The entire space consisted of two parts, the so-called Orlovna, built as a gym for the newly-founded Orel Sports Union in Kroměříž, which has been used as gallery since 2008, and the Waterworks, which to this day house the original equipment, despite the 1997 floods. After the floods, the members of the civic association of Orlovna Gallery (GO!), which manages the space, helped with cleaning the waterworks. When they first accessed the space, they were in for a great surprise - the place was filled with tennis balls which landed here from a nearby court. This is the incident that Vendula Chalánková decided to bring back in her exhibition.
„I was fascinated by the idea, so I installed this image in the space once more,” the artist describes her artwork, titled 90 tennis balls, which gave name to the entire exhibit. “The bright green balls were installed on the black metal machinery. The situation reminded me of A. Breton’s surrealist quote: ‘As beautiful as the chance encounter of a sewing machine and an umbrella on an operating table.’”
As mentioned before, tennis plays an important role for Vendule even on a personal level: “As a kid I wanted to be a famous tennis player. I used to play against myself on the garage door and I counted how many times I hit the ball before it fell. I think I was really good at it.”
Firm thighs, flat stomach and shapely hips
Vendula Chalánková started making comic strips while she was still at university. The first impulse was her trip to India, where she made her first works in this field.
She cuts out her comic book heroes from coloured paper and folds them from basic geometric shapes which she draws on with markers. Each strip is usually made from three panels depicting a dialogue between two characters. She bases the plots on her own experience and stories from friends - relationships, financial situation, feminism, embarrassing situations from everyday life, or classic “female” problems, like trying to keep in shape or intentionally trying to stand up to this societal pressure. The artist captures these complex situations with admirable ease but says that their humour develops over time. Apart from a smile that her warmhearted rendition invokes we can also clearly feel her comics showing us a mirror.
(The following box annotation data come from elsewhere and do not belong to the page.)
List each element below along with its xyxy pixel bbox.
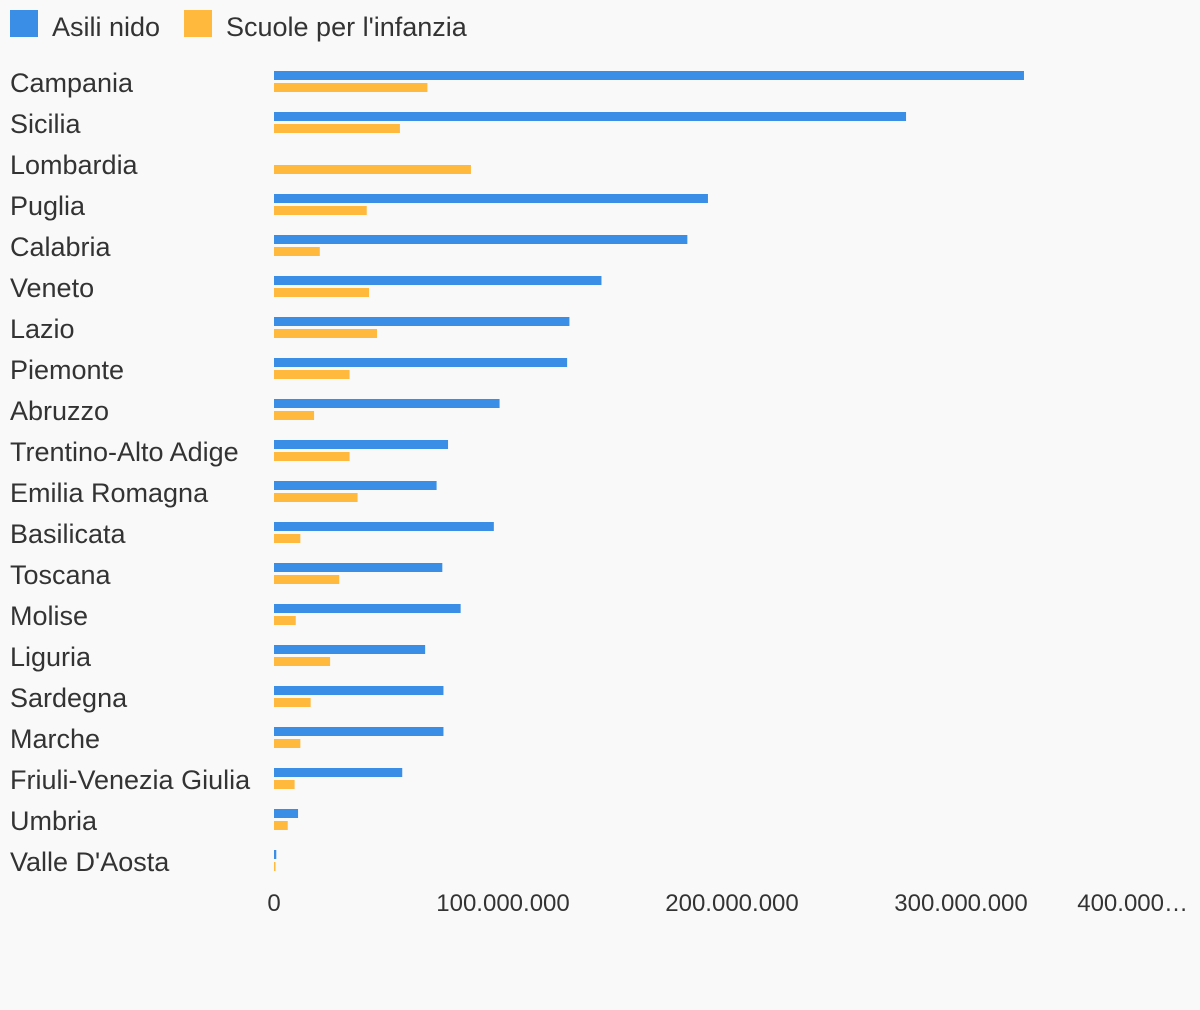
bar-asili-nido-campania	[274, 71, 1024, 80]
bar-asili-nido-toscana	[274, 563, 443, 572]
bar-scuole-per-l-infanzia-sardegna	[274, 698, 311, 707]
bar-asili-nido-sardegna	[274, 686, 444, 695]
category-label-umbria: Umbria	[10, 806, 98, 836]
bar-asili-nido-molise	[274, 604, 461, 613]
category-label-valle-d-aosta: Valle D'Aosta	[10, 847, 170, 877]
bar-scuole-per-l-infanzia-puglia	[274, 206, 367, 215]
category-label-lombardia: Lombardia	[10, 150, 139, 180]
bar-scuole-per-l-infanzia-veneto	[274, 288, 370, 297]
x-tick-label: 0	[267, 890, 280, 917]
bar-scuole-per-l-infanzia-molise	[274, 616, 296, 625]
bar-scuole-per-l-infanzia-emilia-romagna	[274, 493, 358, 502]
category-labels: Campania Sicilia Lombardia Puglia Calabria Ve…	[10, 68, 251, 877]
category-label-sicilia: Sicilia	[10, 109, 82, 139]
category-label-puglia: Puglia	[10, 191, 86, 221]
category-label-lazio: Lazio	[10, 314, 75, 344]
bar-scuole-per-l-infanzia-lazio	[274, 329, 378, 338]
bar-asili-nido-emilia-romagna	[274, 481, 437, 490]
x-tick-label: 400.000…	[1077, 890, 1188, 917]
bar-asili-nido-umbria	[274, 809, 299, 818]
bar-scuole-per-l-infanzia-umbria	[274, 821, 288, 830]
bar-asili-nido-basilicata	[274, 522, 494, 531]
bar-scuole-per-l-infanzia-abruzzo	[274, 411, 315, 420]
bar-asili-nido-lazio	[274, 317, 570, 326]
category-label-emilia-romagna: Emilia Romagna	[10, 478, 209, 508]
category-label-veneto: Veneto	[10, 273, 94, 303]
bar-asili-nido-abruzzo	[274, 399, 500, 408]
bar-scuole-per-l-infanzia-friuli-venezia-giulia	[274, 780, 295, 789]
legend: Asili nido Scuole per l'infanzia	[10, 10, 468, 42]
bar-asili-nido-veneto	[274, 276, 602, 285]
bar-scuole-per-l-infanzia-lombardia	[274, 165, 471, 174]
bar-asili-nido-liguria	[274, 645, 426, 654]
bar-scuole-per-l-infanzia-valle-d-aosta	[274, 862, 276, 871]
bar-scuole-per-l-infanzia-trentino-alto-adige	[274, 452, 350, 461]
x-axis: 0 100.000.000 200.000.000 300.000.000 400.00…	[267, 890, 1188, 917]
bar-scuole-per-l-infanzia-calabria	[274, 247, 320, 256]
bar-asili-nido-trentino-alto-adige	[274, 440, 449, 449]
bar-asili-nido-sicilia	[274, 112, 907, 121]
category-label-friuli-venezia-giulia: Friuli-Venezia Giulia	[10, 765, 251, 795]
bar-scuole-per-l-infanzia-basilicata	[274, 534, 301, 543]
category-label-calabria: Calabria	[10, 232, 112, 262]
legend-swatch-scuole-infanzia	[184, 10, 212, 37]
x-tick-label: 100.000.000	[436, 890, 569, 917]
x-tick-label: 200.000.000	[665, 890, 798, 917]
bar-asili-nido-valle-d-aosta	[274, 850, 277, 859]
bar-asili-nido-marche	[274, 727, 444, 736]
bar-scuole-per-l-infanzia-piemonte	[274, 370, 350, 379]
category-label-sardegna: Sardegna	[10, 683, 128, 713]
legend-label-asili-nido: Asili nido	[52, 12, 160, 42]
category-label-molise: Molise	[10, 601, 88, 631]
bar-scuole-per-l-infanzia-liguria	[274, 657, 331, 666]
category-label-liguria: Liguria	[10, 642, 92, 672]
bar-scuole-per-l-infanzia-sicilia	[274, 124, 400, 133]
category-label-marche: Marche	[10, 724, 100, 754]
bar-scuole-per-l-infanzia-campania	[274, 83, 428, 92]
category-label-toscana: Toscana	[10, 560, 112, 590]
legend-label-scuole-infanzia: Scuole per l'infanzia	[226, 12, 468, 42]
bar-scuole-per-l-infanzia-toscana	[274, 575, 340, 584]
category-label-campania: Campania	[10, 68, 134, 98]
bar-asili-nido-piemonte	[274, 358, 568, 367]
bar-scuole-per-l-infanzia-marche	[274, 739, 301, 748]
category-label-piemonte: Piemonte	[10, 355, 124, 385]
x-tick-label: 300.000.000	[894, 890, 1027, 917]
legend-swatch-asili-nido	[10, 10, 38, 37]
bars	[274, 71, 1024, 871]
bar-asili-nido-friuli-venezia-giulia	[274, 768, 403, 777]
bar-asili-nido-puglia	[274, 194, 708, 203]
bar-asili-nido-calabria	[274, 235, 688, 244]
category-label-abruzzo: Abruzzo	[10, 396, 109, 426]
category-label-trentino-alto-adige: Trentino-Alto Adige	[10, 437, 239, 467]
category-label-basilicata: Basilicata	[10, 519, 127, 549]
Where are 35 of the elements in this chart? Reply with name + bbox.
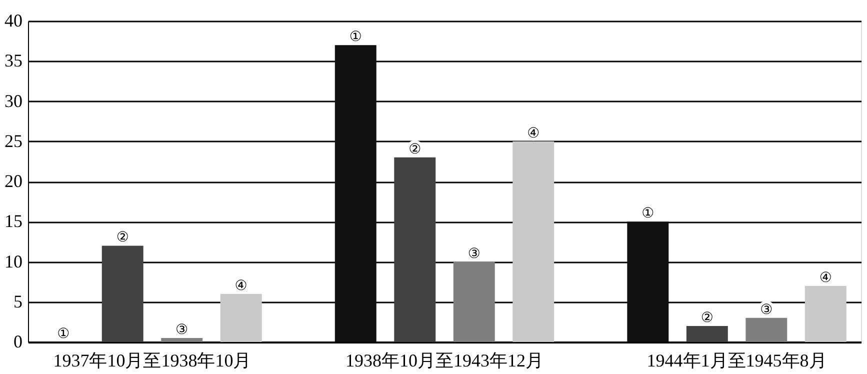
bar [394,157,436,342]
text: ④ [819,270,832,286]
series-label: ① [349,29,362,46]
text: ③ [176,322,188,338]
bar [102,246,144,342]
bar [334,45,376,342]
x-tick-label: 1944年1月至1945年8月 [646,350,827,370]
y-tick-label: 20 [4,171,22,191]
x-tick-label: 1938年10月至1943年12月 [346,350,544,370]
bar [686,326,728,342]
series-label: ③ [468,246,480,262]
text: ③ [760,302,773,318]
bar [453,262,495,342]
y-tick-label: 10 [4,251,22,272]
series-label: ④ [234,278,248,294]
y-tick-label: 15 [4,211,22,232]
text: ④ [527,125,540,142]
text: ② [700,310,714,326]
bar [746,318,788,342]
y-tick-label: 0 [14,332,22,352]
y-tick-label: 25 [4,130,22,151]
bar [627,222,669,342]
bar [512,141,554,342]
y-tick-label: 30 [4,90,22,111]
text: ① [642,206,654,222]
bar [161,338,203,342]
y-tick-label: 40 [4,10,22,30]
bar [804,286,846,342]
text: ② [408,141,422,158]
bar [220,294,262,342]
x-tick-label: 1937年10月至1938年10月 [53,350,252,370]
series-label: ② [116,230,129,246]
y-tick-label: 5 [14,291,22,312]
y-tick-label: 35 [4,50,22,71]
text: ① [57,326,70,342]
The author has been collecting materials for her so-called Tragicomic series since 2004 and published in 2015 in a book titled Why aren’t you like the guys at work? for which she’s been nominated for the Muriel award.
Vendula Chalánková is a Czech illustrator, conceptual artist, and comic book creator. She was born in 1981 in Přerov and studied at the Faculty of Fine Arts in Brno at the Atelier of Environmental Art under Marian Palla and Vladimír Merta, where she graduated in 2006. That same year, she received the Josef, Marie and Zdenka Hlávkovy Award for Young Talent. In 2009 she was given another prize, this time Zlatá stuha (The Golden Ribbon) for her illustration of the book Little Red Riding-hood. This year, she placed second in the international competition Mural Bazaly in Ostrava. Her works are represented in the collections of the National Gallery, Cheb Fine Art Gallery, Olomouc Gallery of Art or the Museum für Angewandte Kunst in Vienna. She lives in Troubky nad Bečvou and in Brno and keeps four cats.